Materials and Methods:RWPE-1 cells were stratified in vitro into three groups: (1) controls, (2) cells with LPS-induced inflammation, and (3) cells with LPS-induced inflammation and treated with CBD. Enzyme-linked immunosorbent assays and western blots were performed on cellular components and supernatants after administration of CBD. Five groups of six Sprague–Dawley male rats were assigned: (1) control, (2) CP/CPPS, (3) CP/CPPS and treated with 50 mg/kg CBD, (4) CP/CPPS and treated with 100 mg/kg CBD, and (5) CP/CPPS and treated with 150 mg/kg CBD. Prostatitis was induced through administration of 17β-estradiol and dihydrotestosterone. After four weeks of CBD treatment, a pain index was evaluated, and prostate tissue was collected for subsequent histologic examination and western blot analysis.

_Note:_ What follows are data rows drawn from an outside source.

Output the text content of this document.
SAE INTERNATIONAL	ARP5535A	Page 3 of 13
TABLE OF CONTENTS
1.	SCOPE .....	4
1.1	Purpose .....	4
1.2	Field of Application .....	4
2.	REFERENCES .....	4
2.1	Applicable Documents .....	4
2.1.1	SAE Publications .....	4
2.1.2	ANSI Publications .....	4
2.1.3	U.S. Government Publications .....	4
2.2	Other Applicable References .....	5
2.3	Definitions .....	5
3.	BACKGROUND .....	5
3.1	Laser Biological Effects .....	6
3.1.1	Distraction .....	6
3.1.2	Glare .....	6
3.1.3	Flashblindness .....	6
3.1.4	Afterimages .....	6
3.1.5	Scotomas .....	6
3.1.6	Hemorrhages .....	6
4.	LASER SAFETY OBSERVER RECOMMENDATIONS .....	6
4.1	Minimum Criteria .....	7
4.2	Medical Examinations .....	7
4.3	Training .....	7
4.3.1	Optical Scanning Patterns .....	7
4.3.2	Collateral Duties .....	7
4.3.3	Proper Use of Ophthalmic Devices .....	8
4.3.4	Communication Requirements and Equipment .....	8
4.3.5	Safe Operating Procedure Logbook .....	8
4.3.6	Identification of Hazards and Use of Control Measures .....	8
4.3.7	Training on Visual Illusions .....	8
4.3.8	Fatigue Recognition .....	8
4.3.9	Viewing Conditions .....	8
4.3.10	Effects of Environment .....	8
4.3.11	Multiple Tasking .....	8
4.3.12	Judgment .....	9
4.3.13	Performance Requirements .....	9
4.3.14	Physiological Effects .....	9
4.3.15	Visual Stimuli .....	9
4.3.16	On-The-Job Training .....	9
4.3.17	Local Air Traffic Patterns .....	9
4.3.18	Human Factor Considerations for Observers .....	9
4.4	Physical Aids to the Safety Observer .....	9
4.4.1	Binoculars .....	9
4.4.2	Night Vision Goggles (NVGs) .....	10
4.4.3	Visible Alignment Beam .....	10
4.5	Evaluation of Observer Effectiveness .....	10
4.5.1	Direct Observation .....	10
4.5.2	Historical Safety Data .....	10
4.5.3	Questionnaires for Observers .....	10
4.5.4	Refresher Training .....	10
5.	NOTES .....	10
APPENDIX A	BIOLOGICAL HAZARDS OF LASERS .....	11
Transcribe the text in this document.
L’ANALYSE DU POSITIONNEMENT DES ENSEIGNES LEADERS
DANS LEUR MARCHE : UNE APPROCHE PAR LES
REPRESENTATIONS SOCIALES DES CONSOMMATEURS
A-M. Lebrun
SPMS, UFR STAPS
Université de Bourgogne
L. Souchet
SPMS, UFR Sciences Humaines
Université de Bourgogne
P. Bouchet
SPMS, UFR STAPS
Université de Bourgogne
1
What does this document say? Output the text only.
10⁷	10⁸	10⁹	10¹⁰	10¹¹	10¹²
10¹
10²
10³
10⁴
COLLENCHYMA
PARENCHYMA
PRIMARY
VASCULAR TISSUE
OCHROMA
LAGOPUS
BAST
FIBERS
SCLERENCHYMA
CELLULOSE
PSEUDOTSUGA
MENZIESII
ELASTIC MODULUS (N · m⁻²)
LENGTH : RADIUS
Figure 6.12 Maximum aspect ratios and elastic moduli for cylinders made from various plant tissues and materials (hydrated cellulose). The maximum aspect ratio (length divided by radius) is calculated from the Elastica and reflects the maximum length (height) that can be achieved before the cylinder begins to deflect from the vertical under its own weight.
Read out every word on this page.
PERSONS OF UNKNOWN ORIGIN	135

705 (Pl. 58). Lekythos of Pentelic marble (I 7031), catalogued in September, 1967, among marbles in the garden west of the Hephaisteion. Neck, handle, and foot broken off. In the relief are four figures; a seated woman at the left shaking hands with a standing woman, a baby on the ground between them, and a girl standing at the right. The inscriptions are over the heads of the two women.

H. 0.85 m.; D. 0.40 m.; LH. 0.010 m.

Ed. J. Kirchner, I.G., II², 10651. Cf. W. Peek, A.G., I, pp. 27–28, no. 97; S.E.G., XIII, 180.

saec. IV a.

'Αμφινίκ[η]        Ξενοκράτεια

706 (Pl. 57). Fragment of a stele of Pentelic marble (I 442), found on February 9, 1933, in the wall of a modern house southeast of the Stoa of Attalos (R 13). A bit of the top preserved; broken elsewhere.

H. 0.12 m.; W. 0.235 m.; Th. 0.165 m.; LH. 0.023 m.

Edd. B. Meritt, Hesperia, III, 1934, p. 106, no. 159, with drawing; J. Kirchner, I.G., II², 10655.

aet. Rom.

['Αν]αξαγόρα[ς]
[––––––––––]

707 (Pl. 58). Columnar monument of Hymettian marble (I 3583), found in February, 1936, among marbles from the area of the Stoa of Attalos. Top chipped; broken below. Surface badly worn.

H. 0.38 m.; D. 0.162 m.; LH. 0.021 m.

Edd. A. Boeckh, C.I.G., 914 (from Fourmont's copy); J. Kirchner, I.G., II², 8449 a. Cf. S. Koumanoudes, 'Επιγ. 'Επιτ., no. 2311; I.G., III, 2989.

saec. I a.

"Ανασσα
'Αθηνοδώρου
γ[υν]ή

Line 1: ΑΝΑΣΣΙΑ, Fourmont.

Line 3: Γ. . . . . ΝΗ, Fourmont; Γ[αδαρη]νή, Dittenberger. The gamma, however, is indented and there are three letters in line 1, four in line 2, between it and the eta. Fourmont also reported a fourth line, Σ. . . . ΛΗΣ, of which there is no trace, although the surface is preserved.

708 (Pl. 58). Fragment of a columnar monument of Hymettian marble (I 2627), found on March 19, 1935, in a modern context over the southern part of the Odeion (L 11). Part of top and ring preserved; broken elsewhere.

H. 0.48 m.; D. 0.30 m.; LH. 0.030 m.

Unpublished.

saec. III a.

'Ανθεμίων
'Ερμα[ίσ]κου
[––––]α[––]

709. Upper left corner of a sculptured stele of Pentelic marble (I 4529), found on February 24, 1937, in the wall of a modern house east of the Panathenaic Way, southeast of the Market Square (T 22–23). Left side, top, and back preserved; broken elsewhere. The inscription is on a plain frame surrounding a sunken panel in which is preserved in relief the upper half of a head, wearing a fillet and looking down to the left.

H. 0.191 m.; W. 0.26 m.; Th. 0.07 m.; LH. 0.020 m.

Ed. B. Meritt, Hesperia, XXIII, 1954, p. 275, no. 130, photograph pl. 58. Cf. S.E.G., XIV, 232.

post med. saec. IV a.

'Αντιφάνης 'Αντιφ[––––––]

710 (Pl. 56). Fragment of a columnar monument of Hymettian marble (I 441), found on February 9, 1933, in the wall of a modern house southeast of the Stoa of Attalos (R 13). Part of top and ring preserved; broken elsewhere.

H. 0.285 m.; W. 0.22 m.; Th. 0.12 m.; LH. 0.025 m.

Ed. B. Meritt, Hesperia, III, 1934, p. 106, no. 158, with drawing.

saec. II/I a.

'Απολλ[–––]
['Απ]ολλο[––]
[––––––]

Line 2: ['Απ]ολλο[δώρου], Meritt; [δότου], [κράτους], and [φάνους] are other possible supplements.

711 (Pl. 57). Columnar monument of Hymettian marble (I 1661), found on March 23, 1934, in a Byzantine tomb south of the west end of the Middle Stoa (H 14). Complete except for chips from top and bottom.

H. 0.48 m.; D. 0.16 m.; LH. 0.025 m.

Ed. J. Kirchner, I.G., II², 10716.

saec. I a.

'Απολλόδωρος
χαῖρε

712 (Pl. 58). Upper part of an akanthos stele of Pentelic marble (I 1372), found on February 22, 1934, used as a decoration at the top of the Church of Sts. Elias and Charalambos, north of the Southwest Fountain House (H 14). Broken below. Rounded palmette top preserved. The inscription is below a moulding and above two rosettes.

Results:CBD demonstrated efficacy in vivo for CP/CPPS and in vitro for inflammation. It inhibited the toll-like receptor 4 (TLR4)uclear factor-kappa B (NF-κB) pathway by activating the CB2 receptor, reducing expression of interleukin-6, tumor necrosis factor-alpha, and cyclooxygenase-2 (COX2) (p<0.01). CBD exhibited analgesic effects by activating and desensitizing the TRPV1 receptor.
Conclusions:CBD inhibits the TLR4/NF-κB pathway by activating the CB2 receptor, desensitizes the TRPV1 receptor, and decreases the release of COX2. This results in relief of inflammation and pain in patients with CP/CPPS, indicating CBD as a potential treatment for CP/CPPS.